The governing body provided visual evidence to show that Ao Tanaka’s goal against Spain was legitimate
FIFA has said that the “evidence available” proves that Japan’s controversial winning goal against Spain in Thursday’s World Cup action should have stood.
Ao Tanaka’s second-half goal initially appeared to have crossed the dead ball line before it was directed into the six-yard box by Kaoru Mitoma for Tanaka to prod home from close range, but the goal was allowed to stand after prolonged consultation with VAR.
Subsequent television replays appeared inconclusive, with some seeming to suggest that the ball had remained within the field of play and others looking to show that it had not.
The laws of football state that the entire sphere of the ball must be over the line for it to be considered out of play.
The goal proved to be a crucial one. It ultimately leapfrogged Japan into top spot in Group E with Spain finishing as runners-up, while Germany were eliminated in the group stages for the second World Cup in succession.
So tight was the margin that one prominent UK analyst demanded that FIFA provide the evidence with which the VAR officials made the call — and on Friday world football’s governing body published two posts to its official Twitter account in a bid to explain the decision-making process.
Japan’s second goal in their 2-1 win over Spain was checked by VAR to determine if the ball had gone out of play. The video match officials used the goal line camera images to check if the ball was still partially on the line or not. pic.twitter.com/RhN8meei6Q
— FIFA.com (@FIFAcom) December 2, 2022
“Japan’s second goal in their 2-1 win over Spain was checked by VAR to determine if the ball had gone out of play,” FIFA wrote.
“The video match officials used the goal line camera images to check if the ball was still partially on the line or not.”
FIFA added in a second tweet: “Other cameras may offer misleading images but on the evidence available, the whole of the ball was not out of play.”
In the second post FIFA made the case that the ball could have appeared in or out of play depending on the perspective from which it was viewed, with its recreation showing that a part of the ball was hanging over the line.

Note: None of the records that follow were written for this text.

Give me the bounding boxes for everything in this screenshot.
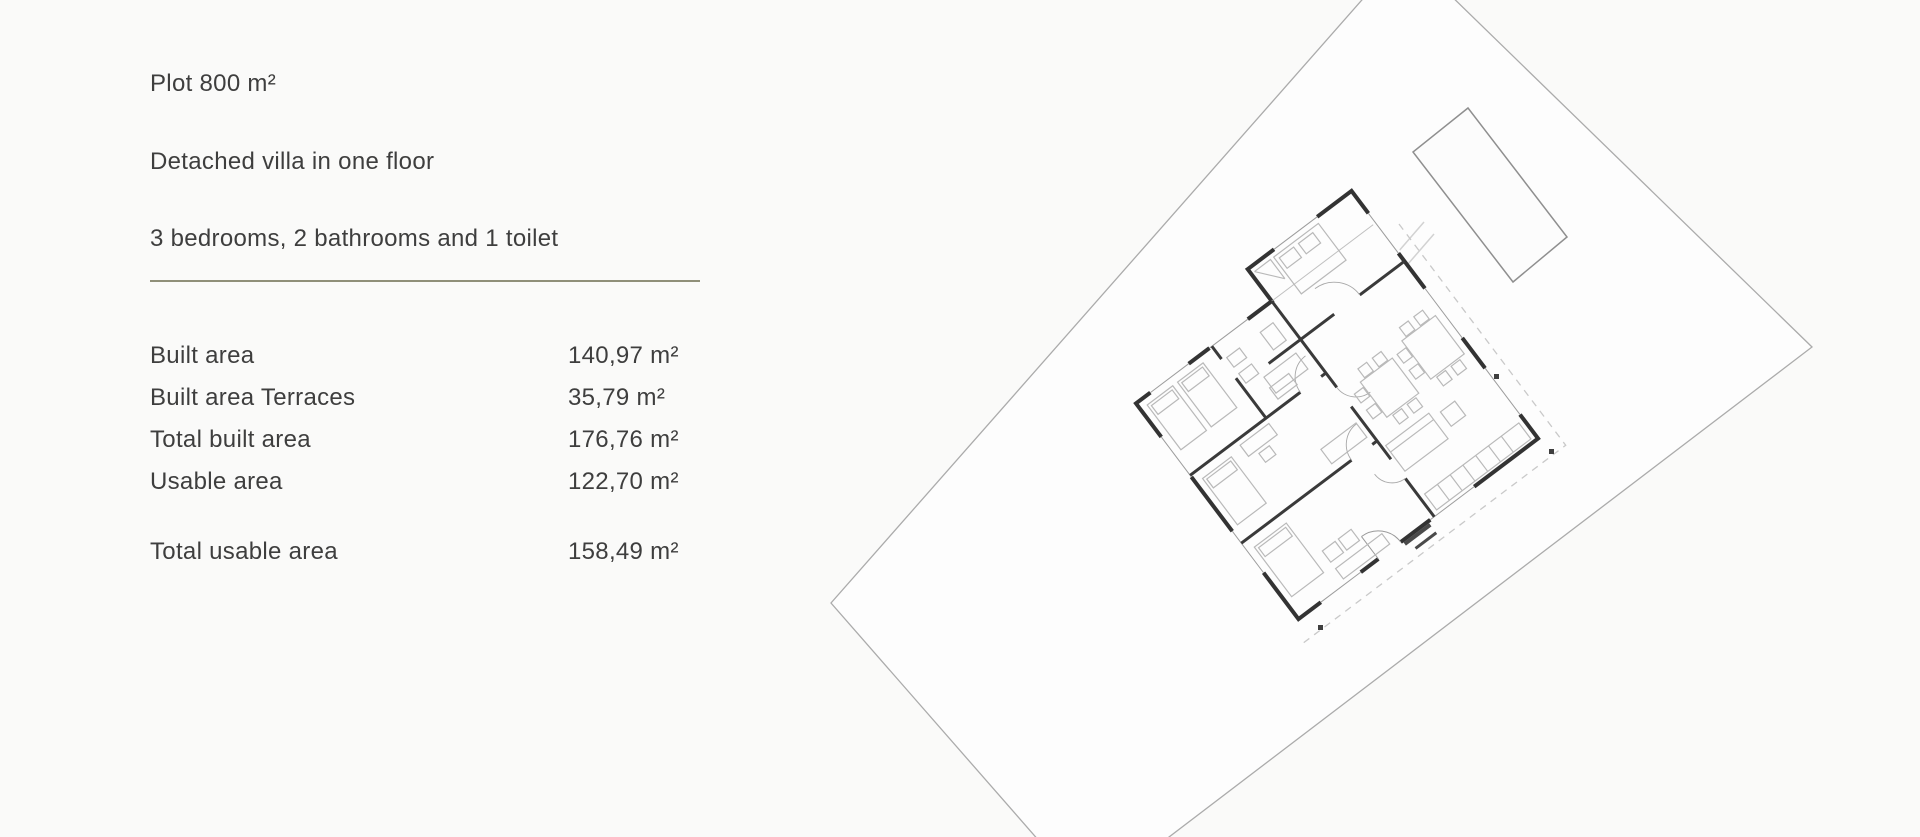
area-value: 176,76 m² bbox=[568, 426, 679, 455]
total-label: Total usable area bbox=[150, 538, 568, 567]
divider-line bbox=[150, 280, 700, 282]
total-usable-area-row: Total usable area 158,49 m² bbox=[150, 538, 770, 567]
table-row: Built area 140,97 m² bbox=[150, 342, 770, 384]
area-label: Total built area bbox=[150, 426, 568, 455]
table-row: Total built area 176,76 m² bbox=[150, 426, 770, 468]
area-value: 140,97 m² bbox=[568, 342, 679, 371]
area-label: Built area bbox=[150, 342, 568, 371]
table-row: Usable area 122,70 m² bbox=[150, 468, 770, 510]
total-value: 158,49 m² bbox=[568, 538, 679, 567]
area-label: Built area Terraces bbox=[150, 384, 568, 413]
plot-size-text: Plot 800 m² bbox=[150, 70, 276, 99]
area-table: Built area 140,97 m² Built area Terraces… bbox=[150, 342, 770, 510]
rooms-description-text: 3 bedrooms, 2 bathrooms and 1 toilet bbox=[150, 225, 558, 254]
area-value: 35,79 m² bbox=[568, 384, 665, 413]
villa-description-text: Detached villa in one floor bbox=[150, 148, 434, 177]
table-row: Built area Terraces 35,79 m² bbox=[150, 384, 770, 426]
area-label: Usable area bbox=[150, 468, 568, 497]
area-value: 122,70 m² bbox=[568, 468, 679, 497]
page: Plot 800 m² Detached villa in one floor … bbox=[0, 0, 1920, 837]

“If it was really out it would have been a goal kick, but the judgement of the referee was it was in,” Japan coach Hajime Moriyasu said afterwards.
“We respected it, but we were willing to respect either way. The final judgement was it was in.”
Spain boss Luis Enrique wasn’t quite so philosophical: “I felt that something fishy was going on when the VAR took as much time as it did to decide… I have nothing to say.”